MANHASSET, NY " The recently announced HP Labs reorganization and a subsequent phone conversation with Prith Banerjee, HP Labs director, reminded me of the eternal struggle, on the part of corporations, to "manage" technology breakthroughs and innovations.
The crux of the issue in any big corporate labs' efforts to manage its R&D talents lies in two questions:
- How long can any corporate management committee "put up with" a "brilliant" researcher obsessed with a pet project that seems, despite delays and budget overruns, to be going nowhere?
And equally important,
-How does a researcher convince at least one manager to champion this pet project and articulate his obsession into a cause that eventually leads to a commercial breakthrough?
The first edition of a book, published in 1986, entitled "Breakthroughs! How the Vision and Drive of Innovators in Sixteen Companies Created Commercial Breakthroughs that Swept the World," written by consultants at Arthur D. Little, Inc., chronicled and analyzed such well-known breakthrough examples including 3M's post-it (discovery of unique adhesive polymer, originally recognized as "a glue that doesn't glue"), Raytheon's magnetron (which was "a consumer product trapped within a company that didn't make consumer products," but later became the microwave oven) and Sony's Walkman (which started out as a "dumb product that couldn't record but only play back").
In their last chapter, the authors concluded: "Breakthroughs have come from creative teams that were ignored by their organizations, supported only belatedly by their organizations, misunderstood by their organizations, even assaulted by their organizations. Breakthroughs can emerge just as readily from no organization at all."
In other words, as the authors wrote: "Creativity is an elusive quarry, even for those who can afford to fund a big hunting party."
This sounds like really bad news for anyone in corporate management striving to bring order to hundreds of small R&D projects and to find a scientific method to identify winners (or promising prospects) from losers at an earlier stage of the R&D game.
But listening to HP's Banerjee explaining his newly instituted process of reorganizing his 600 people labs in 23 projects, it occurred to me that although its effectiveness is yet to be proven, HP may be -- just maybe -- onto something.
In a process that I think should be best described as the "eHarmony of R&D match-making," HP gave secret ballots to every researcher in its lab to choose one lab director " out of 23 " that he or she prefers to work with. In parallel, HP allowed each lab director to confidentially select first and second choices among 20 researchers he or she wants on his or her team.
According to Banerjee, the confidential voting on both sides yielded an 80 percent match between lab directors and researchers.
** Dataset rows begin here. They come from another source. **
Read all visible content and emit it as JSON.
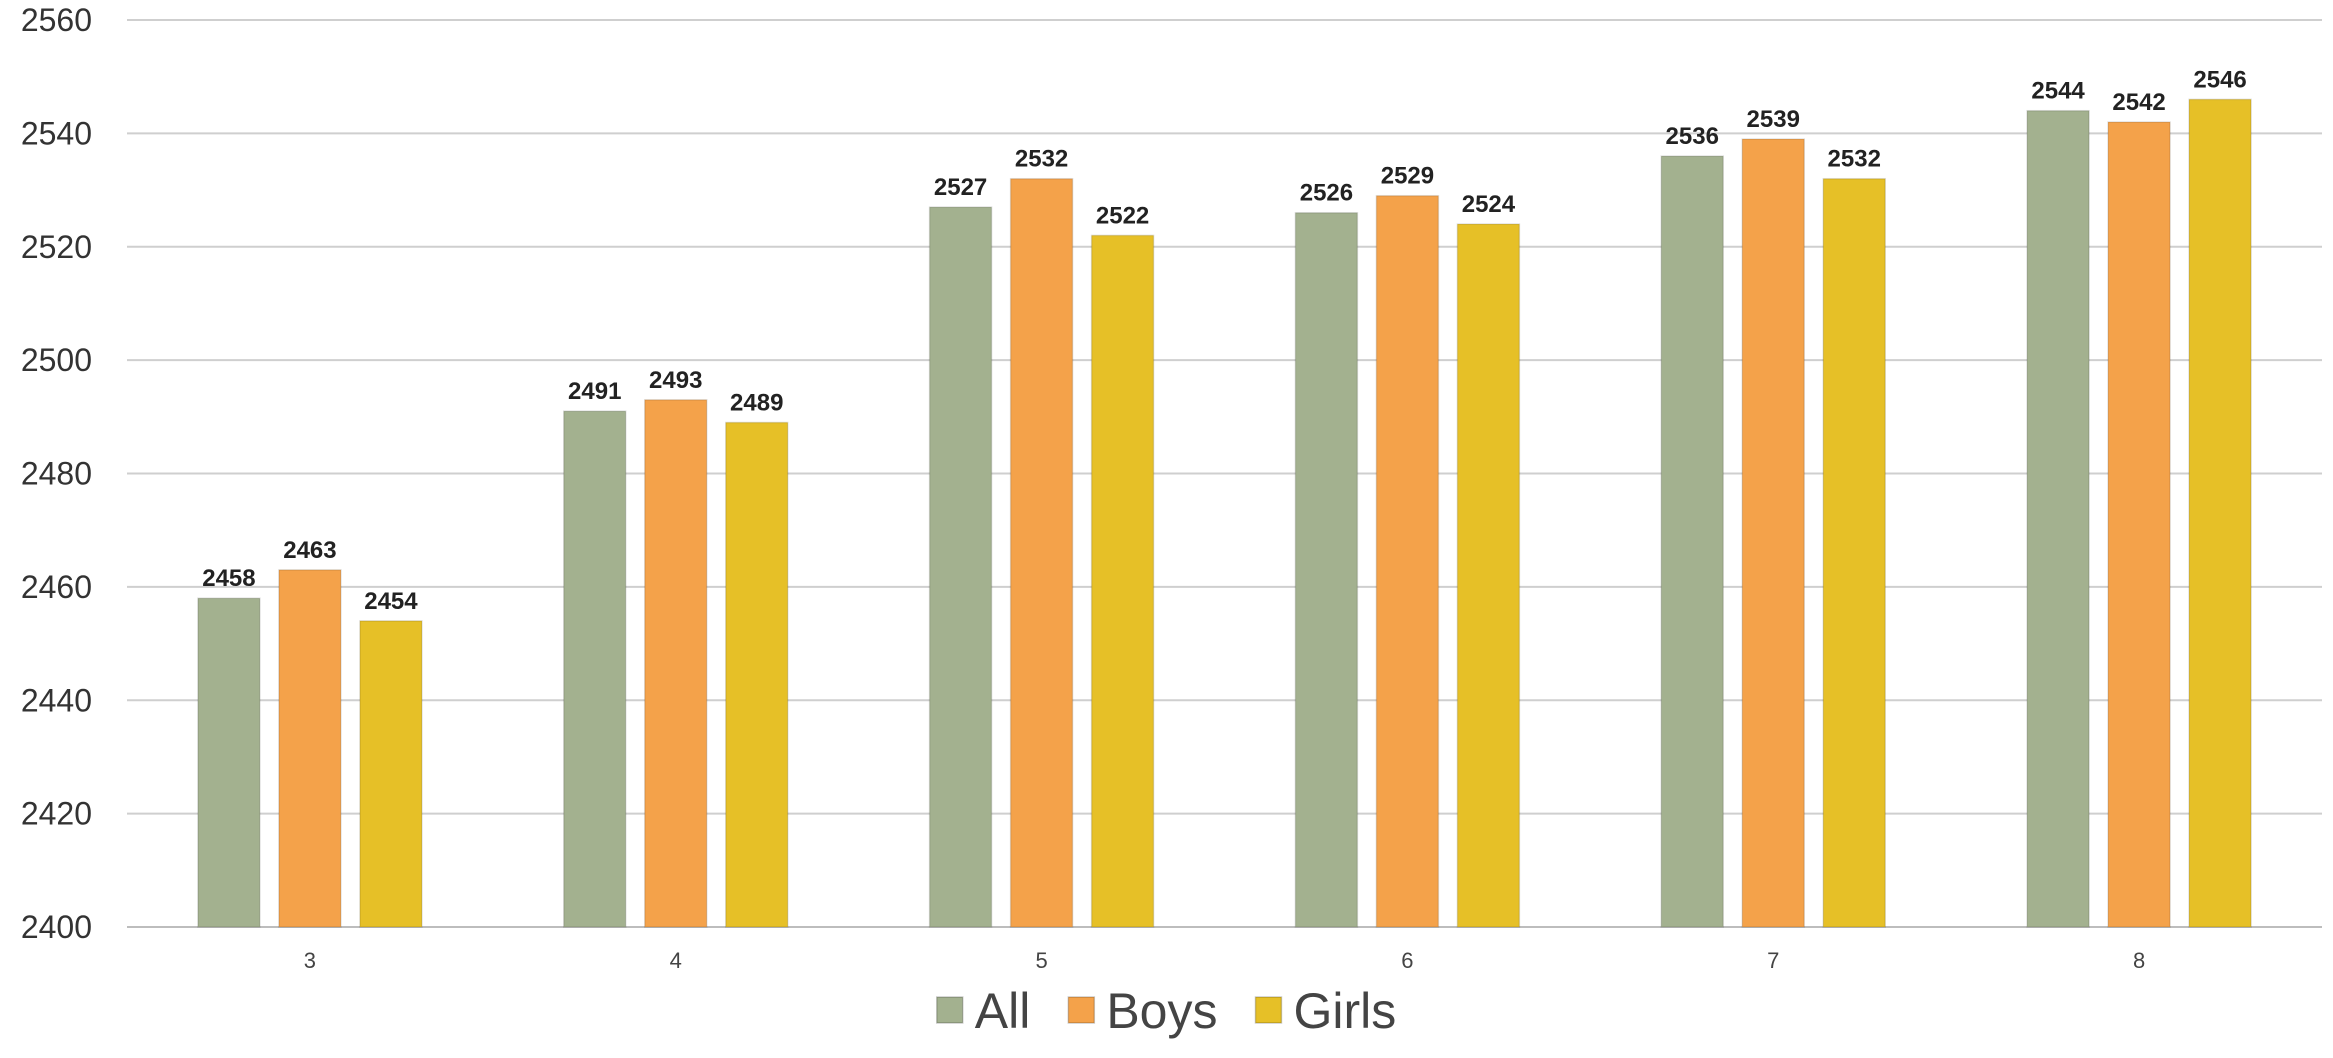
{
  "chart_data": {
    "type": "bar",
    "title": "",
    "xlabel": "",
    "ylabel": "",
    "ylim": [
      2400,
      2560
    ],
    "yticks": [
      2400,
      2420,
      2440,
      2460,
      2480,
      2500,
      2520,
      2540,
      2560
    ],
    "grid": true,
    "legend_position": "bottom",
    "categories": [
      "3",
      "4",
      "5",
      "6",
      "7",
      "8"
    ],
    "series": [
      {
        "name": "All",
        "color": "#a3b18f",
        "values": [
          2458,
          2491,
          2527,
          2526,
          2536,
          2544
        ]
      },
      {
        "name": "Boys",
        "color": "#f4a24a",
        "values": [
          2463,
          2493,
          2532,
          2529,
          2539,
          2542
        ]
      },
      {
        "name": "Girls",
        "color": "#e6c027",
        "values": [
          2454,
          2489,
          2522,
          2524,
          2532,
          2546
        ]
      }
    ]
  }
}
HP Labs' next big step is to let researchers to submit their own projects by March 15th. Banerjee assumes this self-selection processing among researchers will yield only their best projects. Those research proposals will be winnowed down by May 1st to no more than thirty "big bets" -- selected by an HP review board consisting equally of lab directors, business people and HP Fellows.
But again, what strikes me as unique is HP's people-oriented match-making process. For any great technology breakthrough to become a commercial success, a researcher needs to be emotionally driven and persistent, but more important, he needs an ally willing to share his passion.
While management is usually out of its depth whenever it tries to devise a "skunkworks" environment conducive to creative ferment, I couldn't think of a better way to foster breakthroughs than counting on lab directors who are on the same wavelength as their favorite researchers.
By any measure, that's a great start.